An estimated 3.3 million people have left Venezuela since the start of 2016, according to the UN.
UN High Commissioner for Refugees head Filippo Grandi told reporters in Geneva, Switzerland, that the figure of 70.8 million only includes Venezuelans who had officially applied for asylum — about half a million people.
Overall, the number of displaced people in the world has doubled over the past 20 years and now exceeds the population of Thailand.
The trend continues to go in “the wrong direction,” Grandi said
According to Amnesty International, a refugee is a person who flees their home nation and cannot or will not return due to conflict or fear of persecution.
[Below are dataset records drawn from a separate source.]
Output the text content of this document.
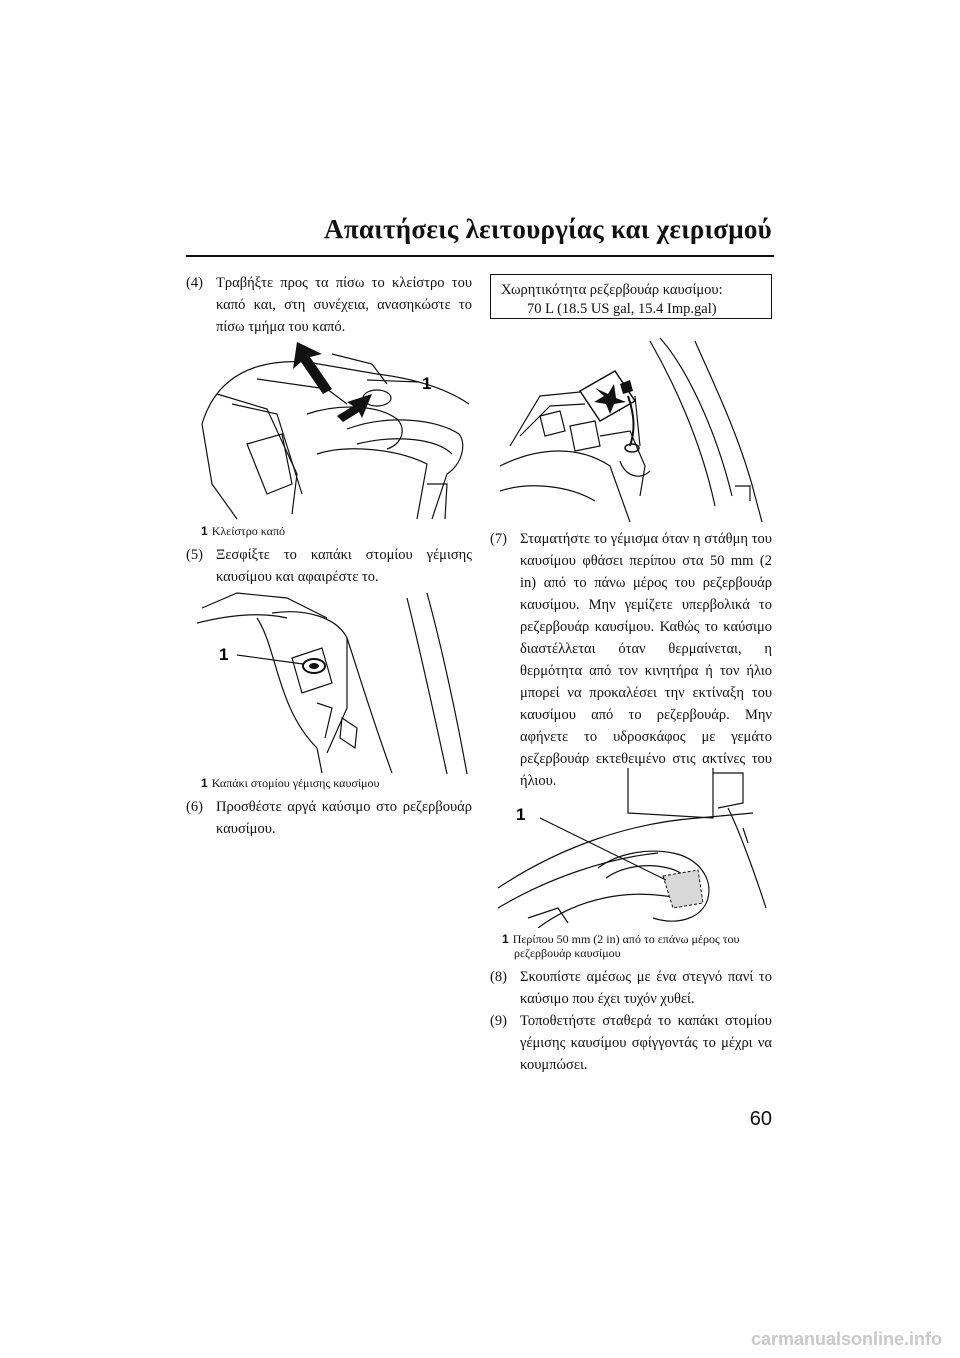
Απαιτήσεις λειτουργίας και χειρισμού
(4) Τραβήξτε προς τα πίσω το κλείστρο του καπό και, στη συνέχεια, ανασηκώστε το πίσω τμήμα του καπό.
1
1 Κλείστρο καπό
(5) Ξεσφίξτε το καπάκι στομίου γέμισης καυσίμου και αφαιρέστε το.
1
1 Καπάκι στομίου γέμισης καυσίμου
(6) Προσθέστε αργά καύσιμο στο ρεζερβουάρ καυσίμου.
Χωρητικότητα ρεζερβουάρ καυσίμου:
70 L (18.5 US gal, 15.4 Imp.gal)
(7) Σταματήστε το γέμισμα όταν η στάθμη του καυσίμου φθάσει περίπου στα 50 mm (2 in) από το πάνω μέρος του ρεζερβουάρ καυσίμου. Μην γεμίζετε υπερβολικά το ρεζερβουάρ καυσίμου. Καθώς το καύσιμο διαστέλλεται όταν θερμαίνεται, η θερμότητα από τον κινητήρα ή τον ήλιο μπορεί να προκαλέσει την εκτίναξη του καυσίμου από το ρεζερβουάρ. Μην αφήνετε το υδροσκάφος με γεμάτο ρεζερβουάρ εκτεθειμένο στις ακτίνες του ήλιου.
1
1 Περίπου 50 mm (2 in) από το επάνω μέρος του
ρεζερβουάρ καυσίμου
(8) Σκουπίστε αμέσως με ένα στεγνό πανί το καύσιμο που έχει τυχόν χυθεί.
(9) Τοποθετήστε σταθερά το καπάκι στομίου γέμισης καυσίμου σφίγγοντάς το μέχρι να κουμπώσει.
60
carmanualsonline.info
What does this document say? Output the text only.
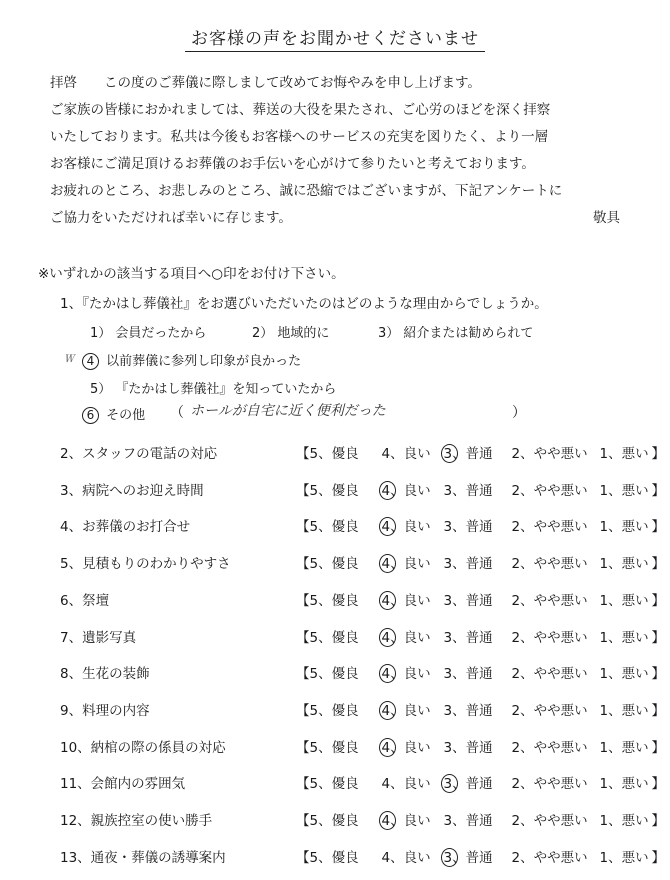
お客様の声をお聞かせくださいませ
拝啓　　この度のご葬儀に際しまして改めてお悔やみを申し上げます。
ご家族の皆様におかれましては、葬送の大役を果たされ、ご心労のほどを深く拝察
いたしております。私共は今後もお客様へのサービスの充実を図りたく、より一層
お客様にご満足頂けるお葬儀のお手伝いを心がけて参りたいと考えております。
お疲れのところ、お悲しみのところ、誠に恐縮ではございますが、下記アンケートに
ご協力をいただければ幸いに存じます。	敬具
※いずれかの該当する項目へ○印をお付け下さい。
1、『たかはし葬儀社』をお選びいただいたのはどのような理由からでしょうか。
1） 会員だったから	2） 地域的に	3） 紹介または勧められて
Ｗ	4 以前葬儀に参列し印象が良かった
5） 『たかはし葬儀社』を知っていたから
6 その他 （ ホールが自宅に近く便利だった	）
2、スタッフの電話の対応	【5、優良 4、良い 3、普通 2、やや悪い 1、悪い 】
3、病院へのお迎え時間	【5、優良 4、良い 3、普通 2、やや悪い 1、悪い 】
4、お葬儀のお打合せ	【5、優良 4、良い 3、普通 2、やや悪い 1、悪い 】
5、見積もりのわかりやすさ	【5、優良 4、良い 3、普通 2、やや悪い 1、悪い 】
6、祭壇	【5、優良 4、良い 3、普通 2、やや悪い 1、悪い 】
7、遺影写真	【5、優良 4、良い 3、普通 2、やや悪い 1、悪い 】
8、生花の装飾	【5、優良 4、良い 3、普通 2、やや悪い 1、悪い 】
9、料理の内容	【5、優良 4、良い 3、普通 2、やや悪い 1、悪い 】
10、納棺の際の係員の対応	【5、優良 4、良い 3、普通 2、やや悪い 1、悪い 】
11、会館内の雰囲気	【5、優良 4、良い 3、普通 2、やや悪い 1、悪い 】
12、親族控室の使い勝手	【5、優良 4、良い 3、普通 2、やや悪い 1、悪い 】
13、通夜・葬儀の誘導案内	【5、優良 4、良い 3、普通 2、やや悪い 1、悪い 】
The report lists 41.3 million internally displaced people, 25.9 million refugees and 3.5 million asylum seekers — those awaiting a decision on their bid for official refugee protection.
The nations with the most internally displaced people — fleeing within their own nations — are Syria, wracked by conflict since 2011, and Colombia, plagued by decades of violence, the UNHCR said.
The group of refugees, it added, included 5.5 million Palestinians scattered across several nations, notably Lebanon and Jordan.
The best solution for a refugee is to be able to return home once their nation stabilizes, but Grandi said that 20 percent have been in exile for more than two decades.
“We have become almost unable to make peace,” Grandi said.
“It is true there are new conflicts, new situations producing refugees ... [but] the old ones never get resolved,” he added. “When is the last conflict that you remember was resolved?”